A spider appears at the surface of a mirror module. Effortlessly, it flickers and spins on the reflective skin of the glass forming an interface between her world and ours. The arachnid’s body is glowing green, signaling radioactivity, or a sudden acquisition of night vision on behalf of the viewer—our pupils turned into cameras allowing us to perceive spectral ranges below the capabilities of our naked eyes. In a delicate choreography arranged by Ann Lislegaard, numerous spiders move and weave, extend a leg here and pull a string there. Their work is quiet, we hear no sound. Spiders perceive largely through vibrations transmitted from their webs to their legs, giving away an ambushed insect, or from sound waves of an approaching or receding animal, like us. Yet in this space of science fiction crafted by Lislegaard, anything is possible.

I personally love spiders, not least for how mythology equates them with female transgressions of the established order. But even for the arachnophobes among us, Lislegaard’s dazzling installation Spinning and Weaving Ada (2016) must be a wondrous space. I find it gentle, dreamy indeed. In this web woven of three and more dimensions, both digitally animated and reflected as infinitely duplicated fragments of moving images, her spiders’ glow as vivid specters. Their silent dance is formed through a software-aided analysis of the ways spiders build their webs: from a first exploration of the space of interest, to the assembly of a prototype, then a frame, now the filaments that connect the center with the edge, and finally the sticky spirals connecting and stabilizing the construction.

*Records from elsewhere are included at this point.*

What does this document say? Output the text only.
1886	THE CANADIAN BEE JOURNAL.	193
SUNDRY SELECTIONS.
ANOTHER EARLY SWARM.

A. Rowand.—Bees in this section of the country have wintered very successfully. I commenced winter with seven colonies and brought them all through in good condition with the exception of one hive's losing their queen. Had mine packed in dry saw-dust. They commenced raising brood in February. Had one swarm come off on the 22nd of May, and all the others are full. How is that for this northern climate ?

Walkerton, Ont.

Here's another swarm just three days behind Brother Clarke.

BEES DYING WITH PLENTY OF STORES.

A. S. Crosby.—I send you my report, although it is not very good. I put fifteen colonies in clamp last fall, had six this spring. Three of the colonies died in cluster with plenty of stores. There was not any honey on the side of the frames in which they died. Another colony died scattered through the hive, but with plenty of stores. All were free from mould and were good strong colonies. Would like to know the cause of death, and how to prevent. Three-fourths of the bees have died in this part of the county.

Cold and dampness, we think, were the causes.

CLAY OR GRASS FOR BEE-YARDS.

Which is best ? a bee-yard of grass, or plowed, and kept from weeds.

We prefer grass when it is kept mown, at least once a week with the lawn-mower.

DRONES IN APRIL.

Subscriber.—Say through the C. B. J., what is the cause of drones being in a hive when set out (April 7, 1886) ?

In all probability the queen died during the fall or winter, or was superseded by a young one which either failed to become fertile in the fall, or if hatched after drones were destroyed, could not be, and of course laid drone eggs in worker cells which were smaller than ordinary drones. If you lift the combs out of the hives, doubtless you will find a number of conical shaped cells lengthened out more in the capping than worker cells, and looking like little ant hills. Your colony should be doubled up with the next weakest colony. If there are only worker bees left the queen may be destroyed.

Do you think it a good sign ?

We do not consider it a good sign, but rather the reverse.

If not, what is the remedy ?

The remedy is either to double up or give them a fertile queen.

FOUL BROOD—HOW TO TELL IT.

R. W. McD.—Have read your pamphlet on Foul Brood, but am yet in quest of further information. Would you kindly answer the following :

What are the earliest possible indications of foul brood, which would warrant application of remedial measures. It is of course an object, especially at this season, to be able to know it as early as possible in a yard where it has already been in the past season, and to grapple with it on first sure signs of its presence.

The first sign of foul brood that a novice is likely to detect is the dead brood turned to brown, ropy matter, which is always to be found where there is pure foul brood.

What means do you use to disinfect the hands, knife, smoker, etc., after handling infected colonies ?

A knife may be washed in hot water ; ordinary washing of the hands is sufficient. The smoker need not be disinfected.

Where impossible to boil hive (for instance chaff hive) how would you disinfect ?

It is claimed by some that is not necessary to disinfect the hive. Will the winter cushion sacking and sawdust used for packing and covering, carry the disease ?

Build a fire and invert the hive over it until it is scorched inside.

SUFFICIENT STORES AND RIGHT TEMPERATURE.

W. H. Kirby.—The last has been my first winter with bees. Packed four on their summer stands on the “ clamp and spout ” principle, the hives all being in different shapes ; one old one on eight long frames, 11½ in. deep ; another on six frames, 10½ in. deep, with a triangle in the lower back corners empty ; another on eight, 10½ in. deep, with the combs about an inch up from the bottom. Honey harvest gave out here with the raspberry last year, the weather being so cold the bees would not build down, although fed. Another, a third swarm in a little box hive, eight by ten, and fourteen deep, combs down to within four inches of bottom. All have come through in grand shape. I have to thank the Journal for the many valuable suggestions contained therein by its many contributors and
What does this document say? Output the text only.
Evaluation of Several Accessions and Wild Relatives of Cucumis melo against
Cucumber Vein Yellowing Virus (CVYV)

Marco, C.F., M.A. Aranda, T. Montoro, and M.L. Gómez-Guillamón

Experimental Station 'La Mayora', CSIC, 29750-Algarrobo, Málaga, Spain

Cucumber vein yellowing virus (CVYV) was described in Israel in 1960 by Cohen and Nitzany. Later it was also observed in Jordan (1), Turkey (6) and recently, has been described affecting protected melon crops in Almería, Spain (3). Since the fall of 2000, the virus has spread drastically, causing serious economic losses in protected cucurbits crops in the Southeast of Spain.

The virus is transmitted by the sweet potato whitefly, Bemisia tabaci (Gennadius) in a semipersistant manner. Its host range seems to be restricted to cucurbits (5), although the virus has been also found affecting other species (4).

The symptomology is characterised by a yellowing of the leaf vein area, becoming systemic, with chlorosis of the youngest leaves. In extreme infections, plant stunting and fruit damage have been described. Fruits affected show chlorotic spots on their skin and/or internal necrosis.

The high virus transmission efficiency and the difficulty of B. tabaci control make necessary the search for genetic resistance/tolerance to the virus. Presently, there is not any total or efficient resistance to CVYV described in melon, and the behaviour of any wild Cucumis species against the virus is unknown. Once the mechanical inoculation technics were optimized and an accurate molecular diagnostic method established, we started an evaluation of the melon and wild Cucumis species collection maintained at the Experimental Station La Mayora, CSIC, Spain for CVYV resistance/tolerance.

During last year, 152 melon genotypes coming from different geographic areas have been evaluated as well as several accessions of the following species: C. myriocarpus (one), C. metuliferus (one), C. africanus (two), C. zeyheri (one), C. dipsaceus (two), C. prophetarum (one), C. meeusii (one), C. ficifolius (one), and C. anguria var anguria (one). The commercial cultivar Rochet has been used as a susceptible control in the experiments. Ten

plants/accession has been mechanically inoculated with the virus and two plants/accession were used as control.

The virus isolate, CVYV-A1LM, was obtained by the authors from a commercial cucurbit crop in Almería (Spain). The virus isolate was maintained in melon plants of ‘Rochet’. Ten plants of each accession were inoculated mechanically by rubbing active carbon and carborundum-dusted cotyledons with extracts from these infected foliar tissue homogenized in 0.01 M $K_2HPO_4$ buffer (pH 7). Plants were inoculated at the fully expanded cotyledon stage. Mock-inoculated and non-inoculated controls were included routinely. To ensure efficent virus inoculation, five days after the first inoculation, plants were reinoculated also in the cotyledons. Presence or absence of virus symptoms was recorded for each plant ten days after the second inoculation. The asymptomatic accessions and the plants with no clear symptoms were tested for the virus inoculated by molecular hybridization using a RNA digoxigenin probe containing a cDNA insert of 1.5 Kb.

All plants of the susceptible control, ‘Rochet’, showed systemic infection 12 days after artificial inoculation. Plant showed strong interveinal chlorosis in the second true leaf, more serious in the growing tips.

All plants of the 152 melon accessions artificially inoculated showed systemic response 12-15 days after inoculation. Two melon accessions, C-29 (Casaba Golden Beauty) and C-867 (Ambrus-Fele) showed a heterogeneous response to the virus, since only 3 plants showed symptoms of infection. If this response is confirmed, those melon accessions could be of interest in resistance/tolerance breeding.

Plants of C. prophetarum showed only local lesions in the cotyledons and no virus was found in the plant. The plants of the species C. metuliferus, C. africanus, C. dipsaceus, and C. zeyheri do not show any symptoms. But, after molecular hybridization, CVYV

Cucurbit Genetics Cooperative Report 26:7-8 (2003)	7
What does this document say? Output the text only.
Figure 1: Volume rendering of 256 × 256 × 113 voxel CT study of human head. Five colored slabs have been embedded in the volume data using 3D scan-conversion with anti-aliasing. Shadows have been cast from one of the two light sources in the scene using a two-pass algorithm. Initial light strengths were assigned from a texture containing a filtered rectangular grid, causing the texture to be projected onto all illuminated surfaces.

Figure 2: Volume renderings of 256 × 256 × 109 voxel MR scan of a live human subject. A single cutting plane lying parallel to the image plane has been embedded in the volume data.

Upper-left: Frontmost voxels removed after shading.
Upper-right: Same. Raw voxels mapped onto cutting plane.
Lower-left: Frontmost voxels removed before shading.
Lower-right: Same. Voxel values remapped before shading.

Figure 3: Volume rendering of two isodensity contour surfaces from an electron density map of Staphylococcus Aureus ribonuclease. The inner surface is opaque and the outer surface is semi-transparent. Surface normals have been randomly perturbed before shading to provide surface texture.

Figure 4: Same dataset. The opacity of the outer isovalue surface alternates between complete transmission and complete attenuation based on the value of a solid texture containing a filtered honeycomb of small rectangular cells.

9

Borrowing from the spiders’ tactics, Lislegaard uses a meticulous composition of 3D animations following the same rules to build her web—however this one is woven in code. Dissatisfied with the axes of X, Y and Z, limiting this world of our perception, hers is an attempt to move beyond that which is towards that which could be, or that which is already here but not yet recognizable to us. And what better place is there to look for models than the elaborate weavings of insects and the promise of coding to construct what the rules of physics do not permit in digital space. Lislegaard’s future builds are not only concerned with physical worlds. Her spiders delicately weave three letters—A D A. A name. It was mathematician Ada Lovelace who in 1843 recognized the significance and beauty of the Jacquard loom to weave complex patterns through simple commands of hole or no-hole, zero or one. Her invention of code changed our world forever—technologically—and opened a fissure for women to exist in a previously withheld domain. Lislegaard’s insect media collide worlds—human and nonhuman, technological and organic—to explore spaces that do not exist just yet, not right here, and carefully craft them in the process. Spinning and Weaving Ada is a speculative grasp into dimensions yet to come, emerging from the reflective gaps of images splintered by mirrors, from human-camera eyes seeing the green glow of night vision, from the trembling of code as it touches a spider’s sticky web.